“I want to be the new Clubcard in town…”
In 2009/2010 I was working on customer loyalty technology with a view to doing something on the phone. So uVoucher was born with probably too much fanfare and talking. The value for me wasn’t the iPhone app for the retailer, it was the data and the learning that could come off the back of it. Data to me was always the cornerstone of business decision.
At that time the word “Hadoop” kept cropping up with processing large volumes of data with commodity hardware, the idea of making one large computer out of lots of small ones to do processing appeals, especially when volumes of retail data are concerned.
Waterskiing On The Data Lake
The more I looked at Hadoop the more I saw huge potential but I also saw a huge gap in the technical to real world users. Configuration was a big pain to do well and as a technology was way above the reach of the, what I would call, common user.
That spawned Cloudatics, the human version of Hadoop, say where your data is and choose from the drop down list of things you wanted to do to your data, start the job and then wait for the output. Simple….. it seemed obvious to me that was the way things were going, towards data platforms.
I made one fundamental error, I feel, I listened to other people’s opinion too much. At that time I liked to gauge opinion of people that I trusted. Some folk got it and some folk really didn’t get it, and when I say “didn’t get it” I mean at all….. “who’d use that!?”.

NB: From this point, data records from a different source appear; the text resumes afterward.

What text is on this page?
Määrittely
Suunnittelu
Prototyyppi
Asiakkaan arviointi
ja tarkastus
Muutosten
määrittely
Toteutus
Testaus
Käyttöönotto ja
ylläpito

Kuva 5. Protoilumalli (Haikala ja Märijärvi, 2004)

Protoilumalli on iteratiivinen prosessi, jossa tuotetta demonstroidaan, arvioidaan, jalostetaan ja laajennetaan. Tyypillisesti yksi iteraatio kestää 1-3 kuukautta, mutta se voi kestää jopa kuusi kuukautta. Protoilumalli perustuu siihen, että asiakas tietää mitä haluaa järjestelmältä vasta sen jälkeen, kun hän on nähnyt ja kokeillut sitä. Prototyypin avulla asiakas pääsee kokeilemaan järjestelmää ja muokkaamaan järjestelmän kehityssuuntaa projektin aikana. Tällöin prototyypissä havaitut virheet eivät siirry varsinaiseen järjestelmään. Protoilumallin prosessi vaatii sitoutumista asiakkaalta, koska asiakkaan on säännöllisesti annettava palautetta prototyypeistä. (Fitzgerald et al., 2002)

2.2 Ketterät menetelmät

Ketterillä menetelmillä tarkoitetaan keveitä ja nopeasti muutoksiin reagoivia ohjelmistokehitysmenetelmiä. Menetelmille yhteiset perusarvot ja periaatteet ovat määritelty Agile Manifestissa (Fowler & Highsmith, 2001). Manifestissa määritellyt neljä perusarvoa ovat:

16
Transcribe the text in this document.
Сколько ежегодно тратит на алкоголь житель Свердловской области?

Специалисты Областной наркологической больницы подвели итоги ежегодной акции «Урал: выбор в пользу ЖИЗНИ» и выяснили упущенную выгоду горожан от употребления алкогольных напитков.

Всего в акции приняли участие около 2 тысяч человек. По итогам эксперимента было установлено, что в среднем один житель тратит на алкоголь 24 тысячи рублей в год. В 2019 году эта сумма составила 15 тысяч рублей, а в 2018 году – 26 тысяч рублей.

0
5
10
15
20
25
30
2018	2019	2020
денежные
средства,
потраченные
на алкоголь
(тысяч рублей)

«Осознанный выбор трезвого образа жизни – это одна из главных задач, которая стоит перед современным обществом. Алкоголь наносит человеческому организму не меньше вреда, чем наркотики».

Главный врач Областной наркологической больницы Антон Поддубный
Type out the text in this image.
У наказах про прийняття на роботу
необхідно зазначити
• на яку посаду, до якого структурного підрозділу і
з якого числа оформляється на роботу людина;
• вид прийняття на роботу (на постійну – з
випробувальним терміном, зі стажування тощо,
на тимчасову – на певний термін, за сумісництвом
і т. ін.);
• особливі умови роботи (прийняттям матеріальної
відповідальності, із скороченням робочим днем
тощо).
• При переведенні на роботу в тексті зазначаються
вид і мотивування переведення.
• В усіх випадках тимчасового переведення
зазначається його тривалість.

One other, “learn from that for future reference”, was I entered a pitch competition. Yet again, one person got it, “yeah, data mining for everyone” and the other slammed it right in my face, “no business would use this”. I left the room with the pair of them arguing. Northern Ireland wasn’t ready for big data or Hadoop…. so pitching it was a bad idea. I’ve never pitched since and never will, build, ship and sell is the only way.
So fast forward on five years and below a picture of the Expo hall on Thursday 2nd/Friday 3rd June 2016 at Strata Conference in London. Pretty much every stand down there is a data platform, with the exception of O’Reilly, or a company who is highly integrated into a data platform.
Have a Hunch and the Data to Back It Up?
Then go for it, and I’m not saying don’t listen to anyone. Yes sometimes you have to be bloody minded and forge ahead to see what the challenges are (in fact, some would say I made a career out of it) but sometimes it is wise just to get that sounding board feedback.
Be careful where and who you pitch to. While every competition is happy for you to stand and do your three minutes, not every judge is going to get it or support what you are saying. And I don’t go for the whole “gut” thing either.
I’m certainly not bitter or unhappy, I’m quite the opposite, I love where I work. I love the BigData community once you get past the marketing “it’s just a gimmick” naysayers.
Ultimately it’s about the right message, at the right time at the right place.